Médicos norteamericanos proponen la electroterapia como medida para la parálisis

WASHINGTON, 31 (EP/AP)

Con la ayuda de leves descargas eléctricas, varios niños paralíticos montados en bicicletas especiales comienzan a pedalear a medida que la corriente hace que sus músculos se muevan.

El ejercicio es parte de una terapia a base del estímulo eléctrico, que, según algunos estudios pequeños pero prometedores, podría ayudar a los pacientes a recuperar algunas de las funciones motoras que perdieron al lesionarse la espina dorsal, incluso si han estado paralizados por años.

La terapia se ha vuelto sumamente popular desde que presuntamente ayudara al fallecido actor Christopher Reeve a recuperar levemente el sentido del tacto y el movimiento, después de quedar paralizado. Ahora los científicos tratan de determinar cuán efectivo es este método a través de un estudio basado en un grupo de niños.

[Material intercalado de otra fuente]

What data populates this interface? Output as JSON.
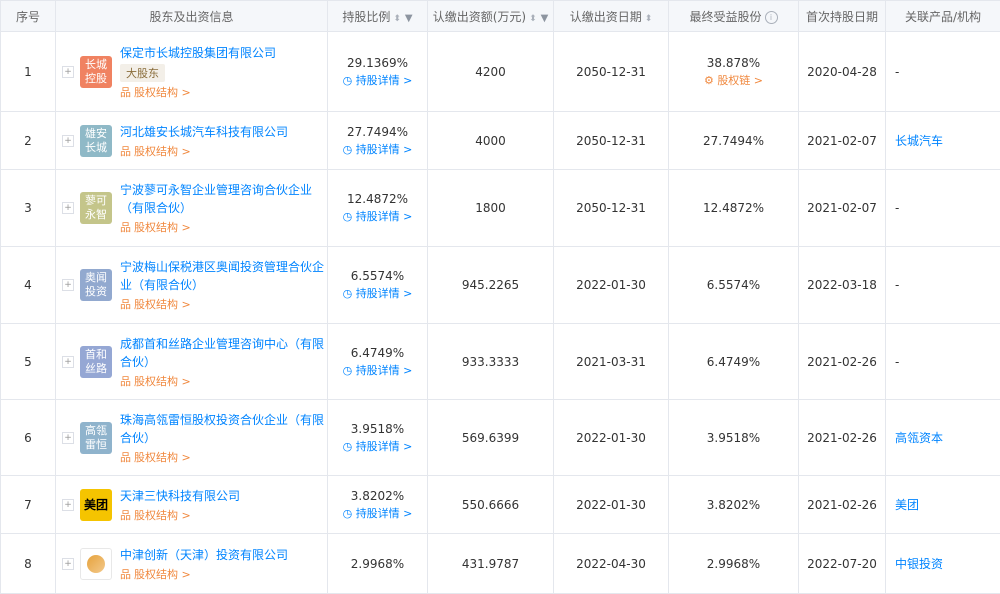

Los pacientes “hacen lo que sea para mantener la esperanza viva”, dijo el doctor Randal Betz del Hospital Infantil Shriners de Filadelfia, que tiene una lista de espera de varios niños de entre 5 y 13 años, quienes quieren participar en la investigación.

Betz añadió que lo que resulta atractivo de la terapia es que “no es una cirugía, no es dañina. Todos esperamos que también mejorará las funciones neurológicas”.

La idea detrás de estos tipos de ejercicios de rehabilitación es que los nervios que quedaron en la columna pueden haberse recuperado parcialmente después de las lesiones pero están inactivos porque el cerebro no les puede enviar señales. El uso de electricidad para estimular esos nervios e impulsar a ciertos músculos a moverse podría “enseñarles” a enviar señales locales, o ,incluso, a establecer nuevas conexiones alrededor de la zona lesionada.

Es una terapia controversial. Por años, los médicos han respaldado la teoría de que si el cuerpo se repara a sí mismo, lo que ha ocurrido en algunas ocasiones, las mejorías se notan a los seis meses después de la lesión y que tras 18 meses ya no quedan esperanzas de recuperación.

Pero el doctor John McDonald del Instituto Kennedy Krieger, quien trató a Reeve, asegura que ciertos ejercicios pueden ayudar a que el sistema nervioso se mantenga activo y realice ciertas funciones.

Sin embargo, se preguntó: “¿Qué tipo de actividad es buena? Todavía no lo sabemos”.

McDonald ha provisto a 200 pacientes con bicicletas especiales conectadas a sistemas de estímulo funcional eléctrico, pequeños parches adhesivos que envían impulsos eléctricos a los músculos, a través de la piel, llevando a que las piernas se muevan para impulsar los pedales.

El médico está convenciendo a las compañías de seguros a pagar las bicicletas de 15.000 dólares, bajo el argumento de que al menos, estos ejercicios reducirán los gastos médicos del paralítico, al mejorar su salud en general.